I would like to revert my proposal here.
Mathematically and conceptually it works wonders, but given that this is build into OPRF, I think the right way to go, if you use HSM is to recover the missing Y.
Illary provided a great solution for how to do that with the cost of en extra DH operation with the HSM:
- Have HSM output x(aB) and x(a(B+G)).
- Guess Z=aB from first HSM output.
- Calculate x coordinate of Z+A, where A is your public key.
- Check if that is consistent with the second HSM output.
So we should not do this for OPRF. If you want to do this in OPRF you simply have to do this trick to recover Y.
For the use of DH in 3DH AKE it might still be worth considering only using the X coordinate to be compatible with off the shelf DiffieHellman operations based on PrivateKey objects (rather than raw scalar multiplication).
Finally, a note about this would be great in the OPAQUE draft to point out that the solution above is possible if you want to extend the security of the OPRF with an HSM protected scalar.
Hi @Razumain, after reading through the context here, I'm glad to hear that there is a way to make this work, but am currently not seeing a good way to reference this in the draft. Am I also understanding correctly that this is specific to the curve point representation and would not apply to ristretto255 points (or would it)?
If you have any recommended language that you would like to add to the draft, it would be great if you could take a stab at it :)
Closing this as it seems to have been resolved.
Diffie-Hellman operations using HSM protected keys can potentially be used both in the OPRF function as well as in the 3DH Key-Exchange Functions.
In OPRF a DiffieHellman operation can be used on top of the current evaluated element
The function
BlindEvaluate(oprf_key, blinded_element)
can be voluntarily extended by the server to:DiffieHellman( ks, BlindEvaluate(oprf_key, blinded_element))
This simply adds another scalar multiplication to the evaluated element, which can be unblinded by the client blind inverse.

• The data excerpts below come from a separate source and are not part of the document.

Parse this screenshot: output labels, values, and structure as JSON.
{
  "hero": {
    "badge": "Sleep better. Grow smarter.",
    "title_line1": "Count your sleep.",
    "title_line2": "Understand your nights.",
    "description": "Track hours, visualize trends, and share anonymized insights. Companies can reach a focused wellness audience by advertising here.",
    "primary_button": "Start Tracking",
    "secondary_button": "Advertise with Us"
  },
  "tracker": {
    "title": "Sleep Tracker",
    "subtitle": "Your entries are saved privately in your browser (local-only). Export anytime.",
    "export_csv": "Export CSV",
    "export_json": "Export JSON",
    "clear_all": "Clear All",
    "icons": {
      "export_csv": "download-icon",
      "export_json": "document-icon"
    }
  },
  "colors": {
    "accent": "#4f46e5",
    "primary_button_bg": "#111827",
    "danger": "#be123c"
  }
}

The only thing that stands in the way of this operation, is the inclusion of the Y coordinate in the result when the corresponding DiffieHellman only produce the X coordinate as result.
The same is true for the 3DH key Exchange Functions which could be fully compatible with HSM protected keys if the shared secret was the X coordinate only instead of a full point serialization.